Especially when Intel would bend over backwards to encourage Apple to stick with x86.
OS X will become more iOS like, and iOS will gain OS X features it currently lacks. The two operating systems will harmonise. But that doesn't mandate their merger or, if that does happen, guarantee Apple can rely on one processor architecture spanning media players, phones, tablets, netbooks, notebooks and desktops.
Just as Intel has yet to prove its x86 chips can match ARM for power efficiency in mobile devices, ARM has yet to show it can match Intel - and AMD - chips for sheer compute performance. Until it does, it's hard to imagine Apple moving MacBook Pros, iMacs and Mac Pros away from Intel. ®
Apple reportedly plans ARM shift for laptops
This argument (AC 07:58) is quite possibly one of the worst arguments that I have ever read. Macs are good because people in Starbucks use them. And Starbucks' clientele are clearly the height of society. Lmao. Oh dear..
They'll use LLVM if they're smart
9 out of 10 of apps really don't care what architecture they're running on.
If Apple are smart they'll offer a LLVM compiler target in OS X. i.e. the app wouldn't be compiled into x86 instructions or ARM instructions, they'd be compiled into LLVM bitcode. At runtime the OS would compile the bitcode into a native binary and cache it somewhere for subsequent execution. It would mean the app would work any supported architecture - ARM, x86, anything. It would mean no more fat binaries, no more worries the next time the OS moves again.
LLVM is an incredibly powerful abstraction layer and I suspect Microsoft will have to do something similar.
Because the HAL doesn't abstract the CPU instruction set?
Obviously, Apple will make the migration easy for new software - potentially as easy as a recompile, if there's no inline x86 assembly, but an existing binary can't run on an ARM system without resorting to x86 emulation.
...the fact the Windows will apparently run on ARM too.
So not only will users get low-power and portability, but also the rich experience of *the* standard environment.
Long game going on here
Even if it does not make sense in the short term it is not suprising that Apple is looking seriously at ARM. Not becasue it is obviously better for the users but it is better for Apple.
Apple is still primarily a hardware company but the ongoing trend in hardware is for more and more of the important hardware to be combined into a single device package. Any company that sticks with Intel are going to end up putting a cosmetic case around the Intel package as all their competitors. This makes it hard to be different enough to charge much of a premium for your hardware.

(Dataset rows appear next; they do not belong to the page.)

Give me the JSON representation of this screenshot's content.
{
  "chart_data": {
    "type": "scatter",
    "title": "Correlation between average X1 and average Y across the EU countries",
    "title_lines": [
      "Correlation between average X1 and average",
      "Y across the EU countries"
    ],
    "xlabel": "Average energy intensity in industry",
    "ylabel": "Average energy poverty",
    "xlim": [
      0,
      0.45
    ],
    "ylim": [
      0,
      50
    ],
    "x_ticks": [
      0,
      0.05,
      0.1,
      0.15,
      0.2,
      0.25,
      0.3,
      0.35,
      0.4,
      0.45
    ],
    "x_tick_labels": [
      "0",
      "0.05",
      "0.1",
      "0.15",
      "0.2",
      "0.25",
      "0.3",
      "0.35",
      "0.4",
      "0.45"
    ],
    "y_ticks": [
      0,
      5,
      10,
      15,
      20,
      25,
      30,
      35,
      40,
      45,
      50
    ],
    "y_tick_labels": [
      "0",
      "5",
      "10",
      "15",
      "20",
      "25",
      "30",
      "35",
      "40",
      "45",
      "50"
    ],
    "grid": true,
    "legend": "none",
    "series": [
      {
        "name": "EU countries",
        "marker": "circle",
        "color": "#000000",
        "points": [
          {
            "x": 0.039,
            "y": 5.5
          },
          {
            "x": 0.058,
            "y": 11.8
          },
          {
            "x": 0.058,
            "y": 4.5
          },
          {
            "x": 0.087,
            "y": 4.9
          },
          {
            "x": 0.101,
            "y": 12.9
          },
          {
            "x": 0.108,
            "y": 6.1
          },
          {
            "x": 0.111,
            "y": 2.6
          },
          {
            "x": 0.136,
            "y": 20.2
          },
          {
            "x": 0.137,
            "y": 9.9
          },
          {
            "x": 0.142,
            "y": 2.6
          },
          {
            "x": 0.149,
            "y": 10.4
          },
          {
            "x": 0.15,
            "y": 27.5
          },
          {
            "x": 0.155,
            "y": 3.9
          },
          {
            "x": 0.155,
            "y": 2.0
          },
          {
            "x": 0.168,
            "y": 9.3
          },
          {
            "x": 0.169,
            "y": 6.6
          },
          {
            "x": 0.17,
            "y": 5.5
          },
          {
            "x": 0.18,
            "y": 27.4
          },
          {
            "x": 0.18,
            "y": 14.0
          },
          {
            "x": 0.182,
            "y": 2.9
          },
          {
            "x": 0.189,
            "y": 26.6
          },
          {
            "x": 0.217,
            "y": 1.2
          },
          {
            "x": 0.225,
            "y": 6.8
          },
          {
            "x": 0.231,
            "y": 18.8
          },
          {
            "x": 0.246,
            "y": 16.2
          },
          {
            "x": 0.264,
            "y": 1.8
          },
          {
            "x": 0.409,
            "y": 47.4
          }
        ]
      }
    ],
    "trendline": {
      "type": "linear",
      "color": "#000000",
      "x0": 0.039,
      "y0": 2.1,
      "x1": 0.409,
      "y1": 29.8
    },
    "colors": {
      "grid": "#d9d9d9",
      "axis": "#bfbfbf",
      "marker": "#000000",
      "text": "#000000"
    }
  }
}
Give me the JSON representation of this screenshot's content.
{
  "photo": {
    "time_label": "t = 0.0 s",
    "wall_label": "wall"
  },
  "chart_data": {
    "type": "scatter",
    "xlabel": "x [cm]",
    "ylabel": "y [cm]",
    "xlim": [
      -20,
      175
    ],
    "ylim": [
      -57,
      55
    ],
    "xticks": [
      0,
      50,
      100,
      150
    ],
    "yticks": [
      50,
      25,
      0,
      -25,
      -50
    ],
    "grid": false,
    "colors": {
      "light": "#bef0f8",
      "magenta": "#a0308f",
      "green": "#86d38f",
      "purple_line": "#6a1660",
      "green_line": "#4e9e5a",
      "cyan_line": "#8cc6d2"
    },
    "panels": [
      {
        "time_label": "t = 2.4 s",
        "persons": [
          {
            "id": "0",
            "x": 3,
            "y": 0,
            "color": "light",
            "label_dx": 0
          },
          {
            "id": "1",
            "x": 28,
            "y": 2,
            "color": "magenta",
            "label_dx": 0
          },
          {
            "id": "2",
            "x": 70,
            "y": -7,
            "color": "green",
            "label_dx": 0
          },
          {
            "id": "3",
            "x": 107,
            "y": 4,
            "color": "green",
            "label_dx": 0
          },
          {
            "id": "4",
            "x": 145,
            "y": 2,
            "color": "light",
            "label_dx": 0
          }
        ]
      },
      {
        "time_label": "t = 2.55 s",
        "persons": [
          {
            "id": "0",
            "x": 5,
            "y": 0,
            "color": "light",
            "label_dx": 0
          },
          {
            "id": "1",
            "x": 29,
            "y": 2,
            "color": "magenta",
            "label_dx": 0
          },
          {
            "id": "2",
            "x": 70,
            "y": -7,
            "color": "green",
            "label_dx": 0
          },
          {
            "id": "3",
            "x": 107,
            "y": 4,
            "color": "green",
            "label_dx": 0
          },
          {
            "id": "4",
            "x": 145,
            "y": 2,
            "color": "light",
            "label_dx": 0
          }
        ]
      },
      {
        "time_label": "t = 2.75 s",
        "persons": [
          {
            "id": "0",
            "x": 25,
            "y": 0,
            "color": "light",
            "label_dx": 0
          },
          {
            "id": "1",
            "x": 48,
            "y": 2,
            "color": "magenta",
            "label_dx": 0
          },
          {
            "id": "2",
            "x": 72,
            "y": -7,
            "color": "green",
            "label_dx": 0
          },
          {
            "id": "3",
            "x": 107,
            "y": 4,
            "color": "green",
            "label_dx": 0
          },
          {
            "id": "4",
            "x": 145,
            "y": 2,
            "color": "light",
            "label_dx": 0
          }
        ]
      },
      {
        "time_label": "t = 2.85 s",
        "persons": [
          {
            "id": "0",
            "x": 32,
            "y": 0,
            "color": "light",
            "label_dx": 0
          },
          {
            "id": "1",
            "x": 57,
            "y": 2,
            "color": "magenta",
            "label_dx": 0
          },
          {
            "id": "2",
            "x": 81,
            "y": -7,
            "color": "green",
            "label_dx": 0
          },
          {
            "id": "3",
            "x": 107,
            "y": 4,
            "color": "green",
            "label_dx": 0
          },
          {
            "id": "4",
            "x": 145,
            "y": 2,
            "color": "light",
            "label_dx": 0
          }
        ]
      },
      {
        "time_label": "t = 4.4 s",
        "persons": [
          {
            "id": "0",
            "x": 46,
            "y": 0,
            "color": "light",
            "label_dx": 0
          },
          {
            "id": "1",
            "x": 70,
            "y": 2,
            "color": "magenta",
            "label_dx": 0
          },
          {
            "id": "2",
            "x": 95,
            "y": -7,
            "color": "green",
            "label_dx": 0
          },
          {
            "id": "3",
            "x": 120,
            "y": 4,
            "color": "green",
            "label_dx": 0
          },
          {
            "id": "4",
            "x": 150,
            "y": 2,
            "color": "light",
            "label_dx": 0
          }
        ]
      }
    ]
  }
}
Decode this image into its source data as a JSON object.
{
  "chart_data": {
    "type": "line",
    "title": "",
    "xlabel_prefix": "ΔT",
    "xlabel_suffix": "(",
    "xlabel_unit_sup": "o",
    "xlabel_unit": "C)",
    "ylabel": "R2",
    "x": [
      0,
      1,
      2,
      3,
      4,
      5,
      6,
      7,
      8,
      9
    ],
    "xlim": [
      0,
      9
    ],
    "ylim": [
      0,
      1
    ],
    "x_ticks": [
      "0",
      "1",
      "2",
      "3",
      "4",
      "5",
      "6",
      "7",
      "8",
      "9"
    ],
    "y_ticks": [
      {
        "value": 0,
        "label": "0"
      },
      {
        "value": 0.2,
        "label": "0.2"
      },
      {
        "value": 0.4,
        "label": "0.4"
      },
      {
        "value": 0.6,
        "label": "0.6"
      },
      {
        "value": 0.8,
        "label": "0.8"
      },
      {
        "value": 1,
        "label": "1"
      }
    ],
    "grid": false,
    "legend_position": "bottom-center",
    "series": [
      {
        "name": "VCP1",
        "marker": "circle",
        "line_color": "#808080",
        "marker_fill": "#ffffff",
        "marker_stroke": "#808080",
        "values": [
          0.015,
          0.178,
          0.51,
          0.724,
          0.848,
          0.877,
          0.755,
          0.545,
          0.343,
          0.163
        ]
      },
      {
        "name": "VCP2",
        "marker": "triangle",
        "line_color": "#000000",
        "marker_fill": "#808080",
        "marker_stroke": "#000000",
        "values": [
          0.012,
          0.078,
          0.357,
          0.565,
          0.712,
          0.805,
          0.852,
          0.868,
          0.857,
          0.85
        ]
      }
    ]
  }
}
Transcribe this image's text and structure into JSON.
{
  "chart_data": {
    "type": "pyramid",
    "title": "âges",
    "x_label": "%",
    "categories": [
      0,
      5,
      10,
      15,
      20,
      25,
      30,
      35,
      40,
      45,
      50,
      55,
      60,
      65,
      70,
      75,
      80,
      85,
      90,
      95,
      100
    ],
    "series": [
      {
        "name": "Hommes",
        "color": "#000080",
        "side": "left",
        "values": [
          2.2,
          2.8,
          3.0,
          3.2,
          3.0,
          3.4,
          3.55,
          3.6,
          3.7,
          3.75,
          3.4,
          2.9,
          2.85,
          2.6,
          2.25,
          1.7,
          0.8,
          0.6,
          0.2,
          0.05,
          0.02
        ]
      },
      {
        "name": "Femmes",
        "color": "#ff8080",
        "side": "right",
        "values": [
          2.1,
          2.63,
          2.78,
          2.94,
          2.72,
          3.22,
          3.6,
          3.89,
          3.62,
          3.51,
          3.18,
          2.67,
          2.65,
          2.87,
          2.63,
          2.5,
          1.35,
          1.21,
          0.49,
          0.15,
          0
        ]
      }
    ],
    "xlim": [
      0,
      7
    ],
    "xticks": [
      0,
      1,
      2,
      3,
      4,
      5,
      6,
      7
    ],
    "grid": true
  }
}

Things are much easier if you license ARM and build your own processors. Even if most of the hard stuff comes from ARM you still have plenty imput into the design and you can take that oppertunity to make sure your software won't run on 3rd party hardware.
Now I know that Apple are the world leaders in getting people to pay a premium for hardware that is not very dissimilar to everyone elses but there must always be a risk that they might get landed with a legal ruling unambiguously legalising the hackintosh. The more markets they can move to the iphone/ipod modle the better from their point of view.